Willow Creek’s “The Practice” Blends New Age & Catholic Mysticism

“The Practice is an experimental gathering where we immerse ourselves in God’s dream for humanity, practice the historic disciplines that align us with His dream, and carry each other along the way.”

It would appear that the entire purpose of The Practice is to practice Spiritual Formation and all of its contemplative components, like Lectio Divina, a centuries-old mystical Catholic practice involving repeating a word or phrase from the Bible over and over until you reach a higher level of consciousness to “hear God speak” to you: “I think that lectio divina has connected most deeply with our community. This “divine reading” of the Scriptures has become such a powerful supplement to a more analytical/study/expository approach to the Bible.”

 

A Catholic priest and a New Ager walk into Willow Creek…

No, it’s not a joke waiting for a punchline. It’s an experiment called The Practice, and it’s the brainchild of Pastor Bill Hybels’ son-in-law, Aaron Niequist. Niequist is also the Worship Pastor at Willow Creek Community Church, and he calls a Jesuit priest his spiritual director.

Be warned; you are about to hear a lot of New Age lingo:

The Practice is an experimental gathering where we immerse ourselves in God’s dream for humanity, practice the historic disciplines that align us with His dream, and carry each other along the way.  PracticeTribe.com

Starting this Sunday, Niequist will teach you about “unforced rhythms of grace,” in which you will learn to align your rhythm with God’s rhythm, practice contemplative prayer methods like Lectio Divina, and learn from a Catholic priest.

The Practice has been a Sunday night ritual at Willow Creek church since 2013, after that summer’s Global Leadership Summit invited Vijay Govindarajan, Professor of International Business and the Founding Director of Tuck’s Center for Global Leadership, to speak about about innovation:

Niequist: Honestly without Vijay’s talk at the Summit, the Practice experiment could not have happened, because it gave us the language to navigate and frame what we needed to do. He spoke about his book, Beyond the Idea, and his three-box strategy. Basically, every organization, he said, has three boxes. Box One is about managing the present. It’s everything the organization is doing to maintain itself. Box Two is about making minor improvements to make Box One even better. But Box Three is about creating the future. It’s all about innovation. source

Note that Niequist does not mention Jesus Christ, the cross, sanctification or any other biblical doctrine as reasons to start The Practice. Just boxes and business management.

This season’s direction for The Practice:

RHYTHM: Learning to align our rhythms with God’s Eternal Rhythms, for the sake of the world.

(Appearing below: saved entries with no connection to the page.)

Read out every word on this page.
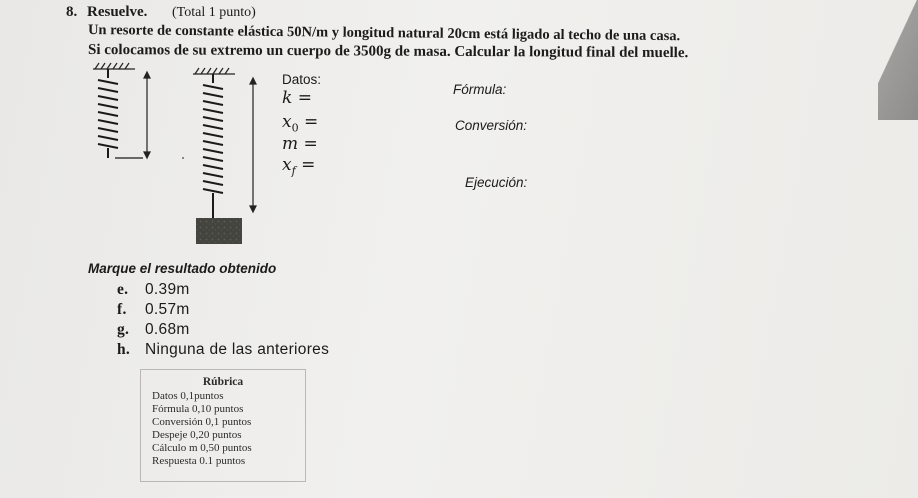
8. Resuelve. (Total 1 punto)
Un resorte de constante elástica 50N/m y longitud natural 20cm está ligado al techo de una casa.
Si colocamos de su extremo un cuerpo de 3500g de masa. Calcular la longitud final del muelle.
Datos:
k =
$x_0$ =
m =
$x_f$ =
Fórmula:
Conversión:
Ejecución:
Marque el resultado obtenido
e. 0.39m
f. 0.57m
g. 0.68m
h. Ninguna de las anteriores
Rúbrica
Datos 0,1puntos
Fórmula 0,10 puntos
Conversión 0,1 puntos
Despeje 0,20 puntos
Cálculo m 0,50 puntos
Respuesta 0.1 puntos
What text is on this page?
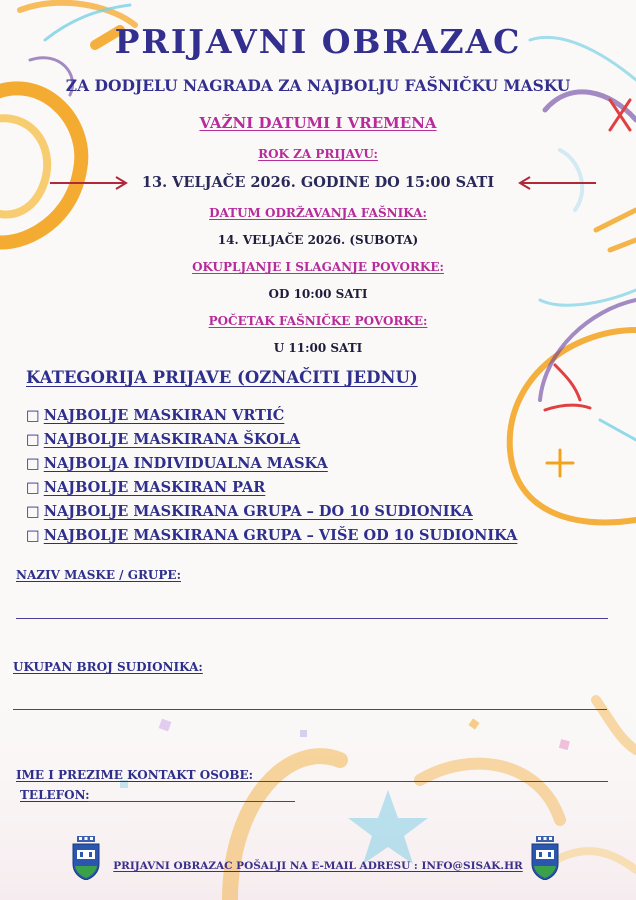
PRIJAVNI OBRAZAC
ZA DODJELU NAGRADA ZA NAJBOLJU FAŠNIČKU MASKU
VAŽNI DATUMI I VREMENA
ROK ZA PRIJAVU:
13. VELJAČE 2026. GODINE DO 15:00 SATI
DATUM ODRŽAVANJA FAŠNIKA:
14. VELJAČE 2026. (SUBOTA)
OKUPLJANJE I SLAGANJE POVORKE:
OD 10:00 SATI
POČETAK FAŠNIČKE POVORKE:
U 11:00 SATI
KATEGORIJA PRIJAVE (OZNAČITI JEDNU)
□ NAJBOLJE MASKIRAN VRTIĆ
□ NAJBOLJE MASKIRANA ŠKOLA
□ NAJBOLJA INDIVIDUALNA MASKA
□ NAJBOLJE MASKIRAN PAR
□ NAJBOLJE MASKIRANA GRUPA – DO 10 SUDIONIKA
□ NAJBOLJE MASKIRANA GRUPA – VIŠE OD 10 SUDIONIKA
NAZIV MASKE / GRUPE:
UKUPAN BROJ SUDIONIKA:
IME I PREZIME KONTAKT OSOBE:
TELEFON:
PRIJAVNI OBRAZAC POŠALJI NA E-MAIL ADRESU : INFO@SISAK.HR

Where does this idea of “unforced rhythms of grace” come from? Only one place: The Message, quoted extensively by Niequist:

Matthew 11:28-30 The Message (MSG)

28-30 “Are you tired? Worn out? Burned out on religion? Come to me. Get away with me and you’ll recover your life. I’ll show you how to take a real rest. Walk with me and work with me—watch how I do it. Learn the unforced rhythms of grace. I won’t lay anything heavy or ill-fitting on you. Keep company with me and you’ll learn to live freely and lightly.”

Does that sound strange? Try a word-for-word translation like the English Standard Version:

28 Come to me, all who labor and are heavy laden, and I will give you rest.29 Take my yoke upon you, and learn from me, for I am gentle and lowly in heart, and you will find rest for your souls. 30 For my yoke is easy, and my burden is light.”

(Side note: Rick Warren also blogged last spring that Jesus Teaches Unforced Rhythms of Grace.)